In this context, public mental health workers try to build caring relationships within an uncertain landscape of decreasing funding and state attention to mental health (Starace 2023). Not only do they have to abide by their deontological mandate of care, but also to the changes in the organisation of the healthcare service that the Italian NHS has been recently facing (Cardano, Giarelli, Vicarelli 2020).

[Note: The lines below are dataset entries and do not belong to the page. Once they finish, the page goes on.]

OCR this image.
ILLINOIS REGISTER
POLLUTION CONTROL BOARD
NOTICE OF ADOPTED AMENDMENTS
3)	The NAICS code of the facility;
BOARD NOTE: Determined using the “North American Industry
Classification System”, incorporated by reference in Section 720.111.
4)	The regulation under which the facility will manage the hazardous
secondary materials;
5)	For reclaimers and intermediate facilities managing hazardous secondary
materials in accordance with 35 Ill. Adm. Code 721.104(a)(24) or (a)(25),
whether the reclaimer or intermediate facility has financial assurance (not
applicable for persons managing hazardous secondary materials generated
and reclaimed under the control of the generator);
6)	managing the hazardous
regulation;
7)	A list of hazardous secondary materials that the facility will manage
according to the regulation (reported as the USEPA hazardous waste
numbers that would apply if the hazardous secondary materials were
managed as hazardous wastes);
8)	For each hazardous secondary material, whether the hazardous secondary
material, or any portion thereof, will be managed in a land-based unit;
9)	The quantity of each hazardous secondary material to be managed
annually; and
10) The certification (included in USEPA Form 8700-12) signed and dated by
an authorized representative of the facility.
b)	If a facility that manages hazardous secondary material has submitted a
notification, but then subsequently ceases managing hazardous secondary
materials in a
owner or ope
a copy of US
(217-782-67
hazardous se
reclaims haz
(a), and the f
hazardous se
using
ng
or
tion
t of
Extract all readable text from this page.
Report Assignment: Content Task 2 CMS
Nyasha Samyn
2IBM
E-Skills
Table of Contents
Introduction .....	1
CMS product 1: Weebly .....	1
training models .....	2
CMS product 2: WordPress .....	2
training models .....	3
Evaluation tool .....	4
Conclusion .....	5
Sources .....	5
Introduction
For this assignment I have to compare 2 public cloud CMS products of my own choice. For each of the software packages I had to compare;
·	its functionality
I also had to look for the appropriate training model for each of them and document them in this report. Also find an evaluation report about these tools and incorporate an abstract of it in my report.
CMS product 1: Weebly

Today, the work of care that takes place within Mental Health Departments is linked to the workers’ ability to overcome technical and economic pressures, and to gain social legitimacy (Powell, DiMaggio 1991), constantly adapting to a fastly changing environment. This paper aims at presenting the first findings of my ongoing PhD research, based on fieldwork carried out inside a Mental Health Department in Northern Italy. By bringing together anthropology of organisations (Wright 1994) and anthropology of subjectivity (Bihel, Good, Kleinman 2007), I intend to analyse the strategies that mental health workers put in place locally to resist and negotiate pressures from the institutional environment in which they work, especially when they are perceived to be irrelevant or even detrimental to their care mandate.
Keywords:
Medical anthropology; public healthcare; mental health services; ethnography; neo-insitutionalism.